In competition, a small wall separates competing teams. In timed events, each team's robot picks up the balls and throws or places them on the other side of the wall. Points are scored for each ball placed on the wall or over it.

"The other team is trying to pitch balls, too, so the teams are pitching balls back and forth," Lupton said.

The competition is a bit more complicated than that, though. Two teams form what is called "an alliance" to compete against two other teams. Lupton described the alliance concept as something that is commonly done in business.

"It teaches collaboration, it teaches them to sell themselves, it teaches them to build temporary alliances," he said.

There are both pre-programmed and driver-operated phases for the robots in each competition.

The Beast picks up balls by descending upon them and pulling them onto a tray with a movable lever arm. The tray then throws the balls in a catapult-like action.

Lupton said there are lots of other designs used in competition.

"All the robots did it differently," he said. "They were everything from soup to nuts."

Designing, building and operating The Beast involved the skills and know-how of all four students. Wolfley wrote the operating program, Williams built The Beast, Tracy fine-tuned the mechanical systems and Seigel was in charge of hardware. At the competition, Tracy was the driver, Wolfley the assistant driver, Williams the chief communicator for alliance building and Siegel the assistant communicator.

Lupton and the team said nearly 6,000 people attended the Dallas competition. They described the event as similar in atmosphere to a college basketball game.

"We were sitting right behind the Canadians, and they started a wave and it went all the way across and then came back," Tracy said.
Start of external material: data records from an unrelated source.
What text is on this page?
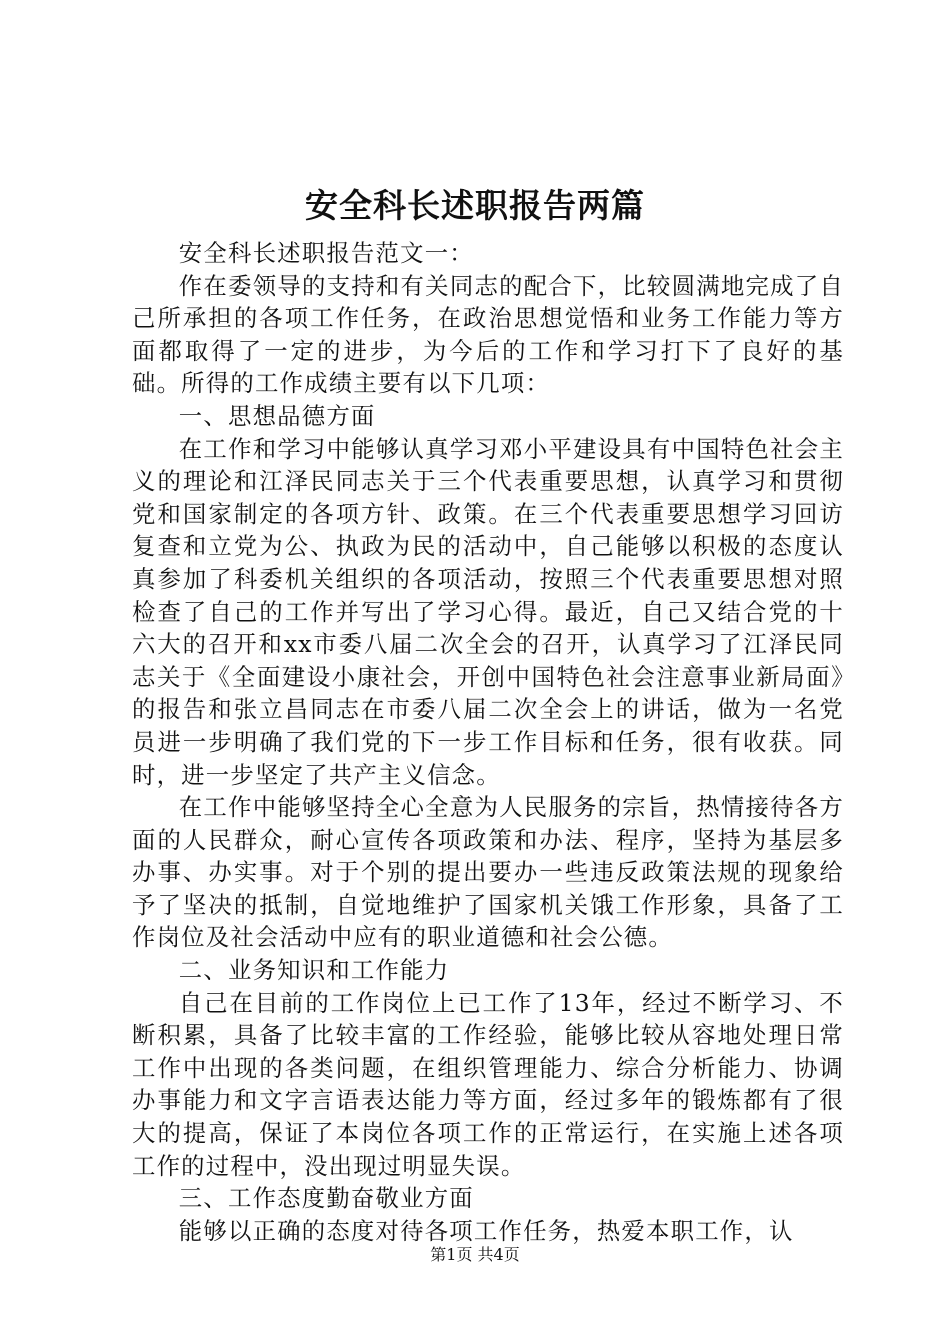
安全科长述职报告两篇

安全科长述职报告范文一：

作在委领导的支持和有关同志的配合下，比较圆满地完成了自己所承担的各项工作任务，在政治思想觉悟和业务工作能力等方面都取得了一定的进步，为今后的工作和学习打下了良好的基础。所得的工作成绩主要有以下几项：

一、思想品德方面

在工作和学习中能够认真学习邓小平建设具有中国特色社会主义的理论和江泽民同志关于三个代表重要思想，认真学习和贯彻党和国家制定的各项方针、政策。在三个代表重要思想学习回访复查和立党为公、执政为民的活动中，自己能够以积极的态度认真参加了科委机关组织的各项活动，按照三个代表重要思想对照检查了自己的工作并写出了学习心得。最近，自己又结合党的十六大的召开和xx市委八届二次全会的召开，认真学习了江泽民同志关于《全面建设小康社会，开创中国特色社会注意事业新局面》的报告和张立昌同志在市委八届二次全会上的讲话，做为一名党员进一步明确了我们党的下一步工作目标和任务，很有收获。同时，进一步坚定了共产主义信念。

在工作中能够坚持全心全意为人民服务的宗旨，热情接待各方面的人民群众，耐心宣传各项政策和办法、程序，坚持为基层多办事、办实事。对于个别的提出要办一些违反政策法规的现象给予了坚决的抵制，自觉地维护了国家机关饿工作形象，具备了工作岗位及社会活动中应有的职业道德和社会公德。

二、业务知识和工作能力

自己在目前的工作岗位上已工作了13年，经过不断学习、不断积累，具备了比较丰富的工作经验，能够比较从容地处理日常工作中出现的各类问题，在组织管理能力、综合分析能力、协调办事能力和文字言语表达能力等方面，经过多年的锻炼都有了很大的提高，保证了本岗位各项工作的正常运行，在实施上述各项工作的过程中，没出现过明显失误。

三、工作态度勤奋敬业方面

能够以正确的态度对待各项工作任务，热爱本职工作，认

第1页 共4页
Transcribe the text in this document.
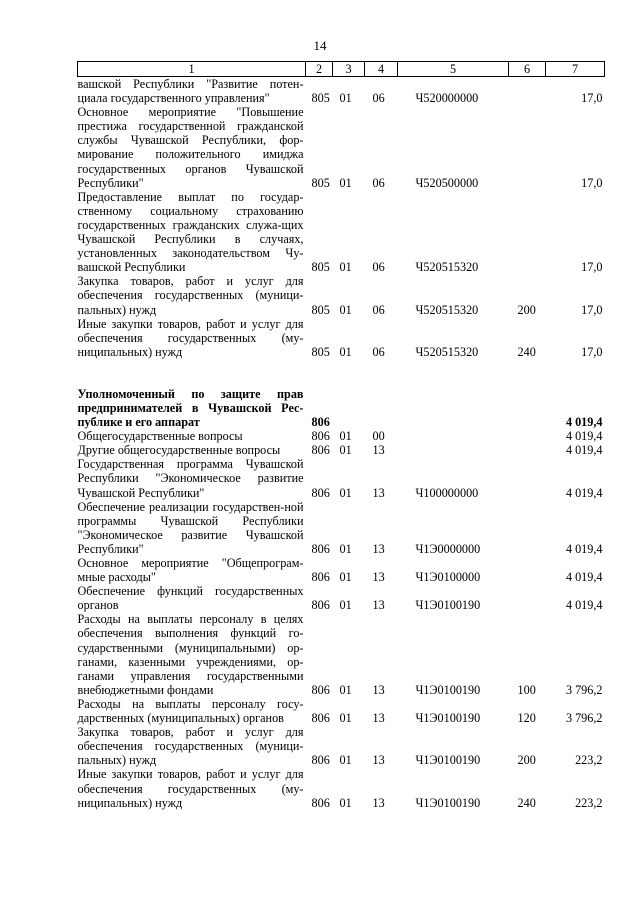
14
1	2	3	4	5	6	7
вашской Республики "Развитие потен-циала государственного управления"	805	01	06	Ч520000000		17,0
Основное мероприятие "Повышение престижа государственной гражданской службы Чувашской Республики, фор-мирование положительного имиджа государственных органов Чувашской Республики"	805	01	06	Ч520500000		17,0
Предоставление выплат по государ-ственному социальному страхованию государственных гражданских служа-щих Чувашской Республики в случаях, установленных законодательством Чу-вашской Республики	805	01	06	Ч520515320		17,0
Закупка товаров, работ и услуг для обеспечения государственных (муници-пальных) нужд	805	01	06	Ч520515320	200	17,0
Иные закупки товаров, работ и услуг для обеспечения государственных (му-ниципальных) нужд	805	01	06	Ч520515320	240	17,0

Уполномоченный по защите прав предпринимателей в Чувашской Рес-публике и его аппарат	806					4 019,4
Общегосударственные вопросы	806	01	00			4 019,4
Другие общегосударственные вопросы	806	01	13			4 019,4
Государственная программа Чувашской Республики "Экономическое развитие Чувашской Республики"	806	01	13	Ч100000000		4 019,4
Обеспечение реализации государствен-ной программы Чувашской Республики "Экономическое развитие Чувашской Республики"	806	01	13	Ч1Э0000000		4 019,4
Основное мероприятие "Общепрограм-мные расходы"	806	01	13	Ч1Э0100000		4 019,4
Обеспечение функций государственных органов	806	01	13	Ч1Э0100190		4 019,4
Расходы на выплаты персоналу в целях обеспечения выполнения функций го-сударственными (муниципальными) ор-ганами, казенными учреждениями, ор-ганами управления государственными внебюджетными фондами	806	01	13	Ч1Э0100190	100	3 796,2
Расходы на выплаты персоналу госу-дарственных (муниципальных) органов	806	01	13	Ч1Э0100190	120	3 796,2
Закупка товаров, работ и услуг для обеспечения государственных (муници-пальных) нужд	806	01	13	Ч1Э0100190	200	223,2
Иные закупки товаров, работ и услуг для обеспечения государственных (му-ниципальных) нужд	806	01	13	Ч1Э0100190	240	223,2
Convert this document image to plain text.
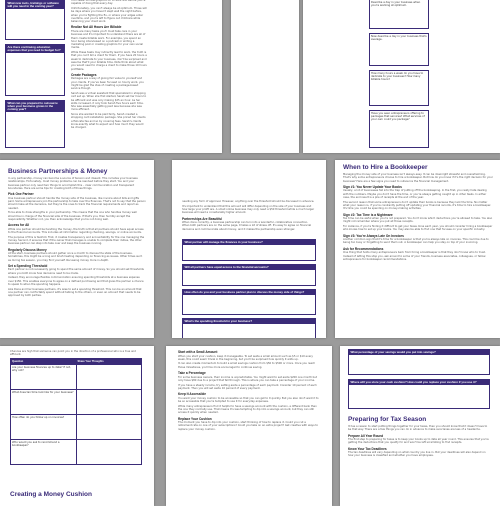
What new tools, trainings or software will you need in the coming year?
Are there continuing education expenses that you need to budget for?
What can you prepared to outsource when your business grows in the coming year?

You create 10 new graphics for a client and before you're capable of doing that every day.

Unfortunately, you can't always be at optimum. Those will be days where you haven't slept well the night before, when you're fighting the flu, or where your edges enter overtime, and you're left to figure out childcare while balancing your client work.

Realize Not All Hours Are Billable

There are many tasks you'll must take care in your business and it's important to understand there are all of them create billable work. For example, you spend an hour being interviewed on a podcast or writing a marketing post or creating graphics for your own social media.

While these tasks may indirectly lead to work, the truth is that you can't bill a client for them. If you have 20 hours a week to dedicate to your business, don't be surprised and assume that'll your billable time. Note think about what you would need to charge a client to make those 10 hours profitable.

Create Packages

Packages are a way of giving fair value to yourself and your clients. If you've been focused on hourly work, you might be glad the idea of creating a package-based service though.

Sarah was a virtual assistant that specialized in shopping cart set up. When she first started, Sarah set her hours to be efficient and was only making $25 an hour. As her skills increased, it only took Sarah five hours each time. She was essentially getting paid less because she was more efficient.

Since she wanted to be paid fairly, Sarah created a shopping cart installation package. She priced her clients a flat-rate fee and so by covering fees. Sarah's clients know exactly what to expect and how much they would be charged.

Describe a day in your business when you're working at optimum.
Now describe a day in your business that's average.
How many hours a week do you have to dedicate to your business? How many billable hours?
Have you seen entrepreneurs offering to packages that services? What services of your own could you package?
Business Partnerships & Money

In any partnership, money can become a source of tension and dissent. This includes your business relationships. Fortunately, most money problems can be resolved before they start. You and your business partner only need two things to accomplish this – clear communication and transparent boundaries. Here are some tips for creating both of those things.

Pick One Partner

One business partner should handle the money side of the business, like invoice about bills and gifts paid. Some entrepreneurs join the partnership to take over the finances. That's not to say that the person should make all the decisions, but they're the ones to track the financial requirements and report as needed.

To be able to draw strengths in your partnership. This means that the one who handles money well should be in charge of the financial side of the business. If that's you, then humbly accept the responsibility. Whether not, you then acknowledge that you're not doing well.

Access for All

While one partner should be handling the money, the truth is that all partners should have equal access to the financial accounts. This includes all information regarding checking, savings, or online accounts.

The purpose of this is twofold. First, it creates transparency and accountability for the one managing the money. Second, it ensures that if the owner that manages is unable to complete their duties, the other business partner can step into take over and keep the business running.

Regularly Discuss Money

At the start, business partners should gather once a month to discuss the state of the business. Sometimes, this might be a long and brief meeting depending on financing as issues. Other times such as during tax season, you may find yourself discussing money more in-depth.

Set a Spending Threshold

Each partner is not necessarily going to spend the same amount of money. So you should set thresholds where you both know how decisions need to be made.

Instead, they encourage flexible communication ensuring spending thresholds at a business expense over $150. This enables everyone to agree on a defined purchasing and that gives the partner a chance to speak to when the spending happens.

Like Dana and her business partners, it's wise to set a spending threshold. This can be an amount that one partner can comfortably spend without talking to the others, or even an amount that needs to be approved by both parties.

needing any form of approval. However, anything over the threshold should be discussed in advance.

It's important to understand that this amount will differ depending on the size of your business and how large your profit are. A small online business may only need a $50 threshold while a much larger business will need a considerably higher amount.

Partnerships Are Beautiful

When done correctly, a business partnership can turn into a wonderful, collaborative connection. When both partners are on the same page, it takes a lot of stress off. It's easy to agree on financial decisions and communicate about money, and it makes the partnership even stronger.

What partner will manage the finances in your business?
Will all partners have equal access to the financial accounts?
How often do you and your business partner plan to discuss the money side of things?
What's the spending threshold in your business?
When to Hire a Bookkeeper

Managing the money side of your business isn't always easy. It can be downright stressful and overwhelming. That's why some entrepreneurs choose to hire a bookkeeper. But how do you know if it's the right decision for your business? Here are a few signs you need to outsource the financial management.

Sign #1: You Never Update Your Books

Usually, a lot of businesses fall into the trap of putting off the bookkeeping. In the first, you really hate dealing with the numbers. Maybe you don't have the time, or you're always getting caught up in other tasks. In either case, the end result is a pile of receipts at the end of the year.

The second reason that some entrepreneurs don't update their books is because they lack the time. No matter what your reason is, if you're constantly putting off updating your financial records, it's time to hire a bookkeeper. It's time you could be spending on money-making activities.

Sign #2: Tax Time is a Nightmare

Tax time can be awful when you're not prepared. You don't know which deductions you're allowed to take. You also might not remember where you put all those receipts.

For instance, if you're finding it difficult to get your taxes done each year, you should consider hiring a bookkeeper who knows how to set up your books. You may also be able to find one that focuses on your specific industry.

Sign #3: You're Always Late On Invoices

Another common sign that it's time for a bookkeeper is that you're always late on invoices. This could be due to being too busy or forgetting to send them out. A bookkeeper can help you stay on top of your invoicing.

Ask for Recommendations

One thing that holds many entrepreneurs back from hiring a bookkeeper is that they don't know who to trust. Instead of letting this stop you, ask around to some of your friends, business associates, colleagues, or fellow entrepreneurs for bookkeeper recommendations.

Chances are high that someone can point you in the direction of a professional who is a true and efficient.

Question	Share Your Thoughts
Are your business finances up to date? If not, why not?	
What does tax time look like for your business?	
How often do you follow up on invoices?	
Who would you ask to recommend a bookkeeper?	
Creating a Money Cushion

Start with a Small Amount

When you start your cushion, keep it manageable. To set aside a small amount such as $5 or $10 every week, this could seem trivial in the beginning, but you'll be surprised how quickly it adds up.

It can also create momentum to build a small savings cushion from $50 to $500 or more. Once you reach those milestones, you'll be more encouraged to continue saving.

Take a Percentage

For some business owners, their income is unpredictable. You might want to set aside $200 one month but only have $80 due to a project that fell through. This is where you can take a percentage of your income.

If you have a steady income, try setting aside a percentage of each payment. Consider 10 percent of each payment. Then you will set aside 10 percent of every payment.

Keep It Accessible

You want your money cushion to be accessible so that you can get to it quickly. But you also don't want it to be so accessible that you're tempted to use it for everyday expenses.

While many entrepreneurs find it helpful to have a savings account with the cushion, a different bank than the one they normally use. That means it's less tempting to dip into a savings account, but they can still access it quickly when needed.

Replace Your Cushion

The moment you have to dip into your cushion, start thinking of how to replace it. Could you cut a retirement rate on one of your subscriptions? Could you take on an extra project? Get creative with ways to replace your money cushion.

What percentage of your savings would you put into savings?
Where will you store your cash cushion? How could you replace your cushion if you use it?
Preparing for Tax Season

It has a reason to start putting things together for your taxes, then you should know that it doesn't have to be that way. There are a few things you can do in advance to make sure taxes are less of a headache.

Prepare All Year Round

The first step to preparing for taxes is to keep your books up to date all year round. This ensures that you're getting the deductions that you qualify for and won't be left scrambling to find receipts.

Know Your Tax Deadlines

The tax deadlines will vary depending on what country you live in. But your deadlines will also depend on how your business is classified and whether you have employees.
Some of the teams wore native costumes, while the Wolverines settled for green T-shirts. The trip to Dallas was mainly funded by team sponsors Power Engineers and the Hailey Rotary Club.

Team members said they've learned a lot from building the robot and entering it in competition.

Wolfley said he learned basic physics and had to teach himself how to write a computer program.

"I, for one thing, learned how to build a robot," Tracy said. "There's a lot of problems you have to constantly go back to. If you don't think there's a problem, eventually it will show up."